Phillips never argued in arbitration that Holzman Horner’s fee agreement was unethical and unenforceable, according to Aspen’s current lawyers, who believe it was. Instead, he argued that the firm should have worked quicker and therefore billed his client less.
In May 2022, Holzman Horner offered to settle if Aspen would pay it $165,000. Le, at Phillips’ urging, declined. The next year, it offered a $500,000 settlement and then a $380,000 one. Both were rejected. Finally, in September of this year, an arbitrator awarded $987,000 to Holzman Horner. Aspen had spent hundreds of thousands of dollars on the case and lost.
It was then, the company said, that “Mr. Phillips referred Aspen to a bankruptcy lawyer.”
Aspen Electronics Manufacturing filed for Chapter 11 on Nov. 1. It reported $1.8 million in assets and $2.7 million in debts. Holzman Horner’s judgment is by far its largest liability. Revenue there has slid from $7.3 million in 2022 and $6.1 million in 2023 to $3.5 million this year.
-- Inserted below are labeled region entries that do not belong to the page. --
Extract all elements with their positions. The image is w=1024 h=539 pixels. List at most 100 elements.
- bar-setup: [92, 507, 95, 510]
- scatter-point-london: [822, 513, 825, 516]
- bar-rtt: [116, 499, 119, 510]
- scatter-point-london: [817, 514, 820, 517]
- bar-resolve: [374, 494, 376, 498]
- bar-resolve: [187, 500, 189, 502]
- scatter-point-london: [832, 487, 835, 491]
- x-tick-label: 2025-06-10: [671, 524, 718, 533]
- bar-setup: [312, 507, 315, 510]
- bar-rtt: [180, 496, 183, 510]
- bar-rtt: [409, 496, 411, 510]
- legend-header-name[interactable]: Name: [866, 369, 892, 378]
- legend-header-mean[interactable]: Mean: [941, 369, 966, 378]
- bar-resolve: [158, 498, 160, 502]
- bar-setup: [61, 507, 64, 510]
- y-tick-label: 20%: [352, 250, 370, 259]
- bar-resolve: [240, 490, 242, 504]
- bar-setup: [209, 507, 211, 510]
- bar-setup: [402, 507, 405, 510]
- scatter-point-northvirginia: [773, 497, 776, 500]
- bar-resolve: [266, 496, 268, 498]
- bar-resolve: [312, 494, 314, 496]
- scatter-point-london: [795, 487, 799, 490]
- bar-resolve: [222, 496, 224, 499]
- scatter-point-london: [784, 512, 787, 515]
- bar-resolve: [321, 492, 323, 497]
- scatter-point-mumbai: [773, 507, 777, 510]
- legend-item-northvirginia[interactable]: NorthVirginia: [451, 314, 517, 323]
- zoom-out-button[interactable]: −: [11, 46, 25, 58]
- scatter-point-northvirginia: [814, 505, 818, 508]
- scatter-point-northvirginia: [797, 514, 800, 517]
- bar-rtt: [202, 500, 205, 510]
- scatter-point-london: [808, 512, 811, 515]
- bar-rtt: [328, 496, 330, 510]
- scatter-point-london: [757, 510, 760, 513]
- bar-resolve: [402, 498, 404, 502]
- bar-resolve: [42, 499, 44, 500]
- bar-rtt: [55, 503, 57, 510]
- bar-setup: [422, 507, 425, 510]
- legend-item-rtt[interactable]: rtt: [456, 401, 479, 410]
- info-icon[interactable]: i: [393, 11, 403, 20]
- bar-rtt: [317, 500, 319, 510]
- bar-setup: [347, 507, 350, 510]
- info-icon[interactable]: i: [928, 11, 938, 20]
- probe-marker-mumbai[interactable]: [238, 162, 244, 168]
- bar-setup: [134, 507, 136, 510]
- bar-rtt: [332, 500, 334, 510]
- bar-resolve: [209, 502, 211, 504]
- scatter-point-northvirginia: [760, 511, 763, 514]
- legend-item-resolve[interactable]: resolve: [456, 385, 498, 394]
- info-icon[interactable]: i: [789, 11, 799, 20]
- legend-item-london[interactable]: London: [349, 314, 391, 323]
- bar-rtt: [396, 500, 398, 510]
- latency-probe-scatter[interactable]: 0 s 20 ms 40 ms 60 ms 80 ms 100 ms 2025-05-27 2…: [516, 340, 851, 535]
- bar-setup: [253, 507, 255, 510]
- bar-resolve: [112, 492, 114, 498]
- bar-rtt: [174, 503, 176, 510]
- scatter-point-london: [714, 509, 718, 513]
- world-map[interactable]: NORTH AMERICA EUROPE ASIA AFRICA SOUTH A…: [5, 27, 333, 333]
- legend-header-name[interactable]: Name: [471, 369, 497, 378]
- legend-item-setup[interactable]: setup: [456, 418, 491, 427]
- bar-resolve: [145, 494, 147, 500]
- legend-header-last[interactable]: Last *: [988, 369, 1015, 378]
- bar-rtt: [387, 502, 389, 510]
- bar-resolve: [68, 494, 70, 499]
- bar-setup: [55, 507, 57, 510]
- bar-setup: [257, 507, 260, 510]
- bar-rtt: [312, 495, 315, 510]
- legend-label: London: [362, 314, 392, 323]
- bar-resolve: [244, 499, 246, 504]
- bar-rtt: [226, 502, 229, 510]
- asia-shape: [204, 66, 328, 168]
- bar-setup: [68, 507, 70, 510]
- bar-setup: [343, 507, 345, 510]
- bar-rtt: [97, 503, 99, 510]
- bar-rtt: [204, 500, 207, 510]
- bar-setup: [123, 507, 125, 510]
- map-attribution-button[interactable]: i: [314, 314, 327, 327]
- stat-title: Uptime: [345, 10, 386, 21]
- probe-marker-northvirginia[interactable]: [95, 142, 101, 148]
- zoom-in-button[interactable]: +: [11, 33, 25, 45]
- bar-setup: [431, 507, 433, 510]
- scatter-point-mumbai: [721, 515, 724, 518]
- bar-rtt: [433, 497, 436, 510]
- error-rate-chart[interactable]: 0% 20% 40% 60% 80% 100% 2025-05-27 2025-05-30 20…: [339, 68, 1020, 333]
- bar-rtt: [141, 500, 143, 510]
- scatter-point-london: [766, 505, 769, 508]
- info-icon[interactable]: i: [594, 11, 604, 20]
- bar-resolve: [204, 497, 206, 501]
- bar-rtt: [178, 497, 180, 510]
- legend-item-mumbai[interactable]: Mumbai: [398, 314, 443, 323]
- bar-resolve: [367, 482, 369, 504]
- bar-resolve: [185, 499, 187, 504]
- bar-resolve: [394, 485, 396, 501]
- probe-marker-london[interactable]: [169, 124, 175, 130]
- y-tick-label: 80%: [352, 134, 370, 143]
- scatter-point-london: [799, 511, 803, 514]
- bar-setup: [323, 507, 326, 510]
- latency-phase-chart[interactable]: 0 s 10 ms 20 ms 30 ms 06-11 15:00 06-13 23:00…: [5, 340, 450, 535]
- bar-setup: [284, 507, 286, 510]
The day before it filed for bankruptcy, Aspen sued Phillips and his law firm in Denver District Court for professional negligence. It has also filed an attorney regulation complaint against Holzman Horner in Washington, D.C., accusing that firm of violating legal ethics.
Phillips and Holzman Horner did not return BusinessDen’s requests for comment.
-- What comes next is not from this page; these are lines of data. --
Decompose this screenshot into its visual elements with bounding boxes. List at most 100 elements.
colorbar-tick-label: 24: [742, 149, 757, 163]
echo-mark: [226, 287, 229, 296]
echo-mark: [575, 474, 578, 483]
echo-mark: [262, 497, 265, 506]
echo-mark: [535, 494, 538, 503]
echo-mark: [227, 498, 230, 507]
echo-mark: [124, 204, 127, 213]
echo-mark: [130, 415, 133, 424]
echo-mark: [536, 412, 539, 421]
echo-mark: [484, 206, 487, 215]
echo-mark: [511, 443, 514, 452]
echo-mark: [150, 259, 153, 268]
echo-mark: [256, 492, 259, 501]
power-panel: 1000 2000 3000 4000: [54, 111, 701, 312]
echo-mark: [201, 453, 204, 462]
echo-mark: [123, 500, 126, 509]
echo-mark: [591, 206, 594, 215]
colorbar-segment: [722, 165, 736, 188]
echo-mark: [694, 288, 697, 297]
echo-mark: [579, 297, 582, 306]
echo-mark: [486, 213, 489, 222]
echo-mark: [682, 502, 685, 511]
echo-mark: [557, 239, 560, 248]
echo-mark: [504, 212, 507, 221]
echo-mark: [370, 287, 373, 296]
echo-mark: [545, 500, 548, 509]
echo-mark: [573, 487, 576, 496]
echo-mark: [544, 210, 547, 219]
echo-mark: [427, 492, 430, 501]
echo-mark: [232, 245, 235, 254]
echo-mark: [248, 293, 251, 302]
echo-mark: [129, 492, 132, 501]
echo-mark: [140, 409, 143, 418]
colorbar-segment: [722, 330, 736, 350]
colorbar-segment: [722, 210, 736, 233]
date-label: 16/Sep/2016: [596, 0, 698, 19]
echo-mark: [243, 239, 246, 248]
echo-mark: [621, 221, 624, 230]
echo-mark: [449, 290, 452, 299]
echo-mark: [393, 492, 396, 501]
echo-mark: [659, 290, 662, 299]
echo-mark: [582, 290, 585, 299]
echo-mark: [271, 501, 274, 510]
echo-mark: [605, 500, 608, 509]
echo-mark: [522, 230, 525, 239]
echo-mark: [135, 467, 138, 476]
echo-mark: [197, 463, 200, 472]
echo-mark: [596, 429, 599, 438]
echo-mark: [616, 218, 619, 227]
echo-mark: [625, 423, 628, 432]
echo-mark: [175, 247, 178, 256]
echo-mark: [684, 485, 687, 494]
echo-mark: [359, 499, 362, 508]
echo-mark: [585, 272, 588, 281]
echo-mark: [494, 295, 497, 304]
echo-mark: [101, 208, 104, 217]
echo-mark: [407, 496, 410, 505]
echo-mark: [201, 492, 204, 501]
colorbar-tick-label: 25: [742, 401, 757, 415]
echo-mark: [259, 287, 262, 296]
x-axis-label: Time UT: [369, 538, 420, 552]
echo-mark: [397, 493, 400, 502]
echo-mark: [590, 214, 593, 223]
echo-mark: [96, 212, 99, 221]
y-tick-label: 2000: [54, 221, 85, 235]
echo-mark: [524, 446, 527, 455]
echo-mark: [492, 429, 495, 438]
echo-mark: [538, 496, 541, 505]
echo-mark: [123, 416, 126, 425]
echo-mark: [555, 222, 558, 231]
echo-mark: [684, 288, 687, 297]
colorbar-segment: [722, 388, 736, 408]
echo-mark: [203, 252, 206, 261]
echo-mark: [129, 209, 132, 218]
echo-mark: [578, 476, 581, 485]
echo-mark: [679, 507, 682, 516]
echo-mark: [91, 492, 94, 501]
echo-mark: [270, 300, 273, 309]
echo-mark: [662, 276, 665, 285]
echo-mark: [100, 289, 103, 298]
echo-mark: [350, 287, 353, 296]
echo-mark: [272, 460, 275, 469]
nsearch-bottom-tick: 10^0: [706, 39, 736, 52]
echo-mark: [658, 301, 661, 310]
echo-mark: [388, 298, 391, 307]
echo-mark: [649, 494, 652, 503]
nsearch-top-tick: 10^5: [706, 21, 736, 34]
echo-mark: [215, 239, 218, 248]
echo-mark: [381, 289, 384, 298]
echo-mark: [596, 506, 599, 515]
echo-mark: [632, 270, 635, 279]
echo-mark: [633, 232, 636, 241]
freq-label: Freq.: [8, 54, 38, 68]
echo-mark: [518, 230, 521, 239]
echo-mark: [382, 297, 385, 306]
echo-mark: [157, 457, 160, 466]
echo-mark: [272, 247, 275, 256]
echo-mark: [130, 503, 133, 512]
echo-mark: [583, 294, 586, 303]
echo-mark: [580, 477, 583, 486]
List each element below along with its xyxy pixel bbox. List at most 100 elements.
The manufacturing firm’s future is unclear. Chapter 11 allows for a reorganization and is designed for companies that plan to remain in business. But its lawsuit against Phillips claims that “Aspen’s business won’t survive the fallout” of Holzman Horner’s judgment.
Three lawyers now represent three more: Christopher Montville and James Fogg of Haddon Morgan and Foreman in its case against Phillips, and the bankruptcy lawyer Jenny Fujii with Kutner Brinen Dickey Riley in Denver. They did not answer requests for comment.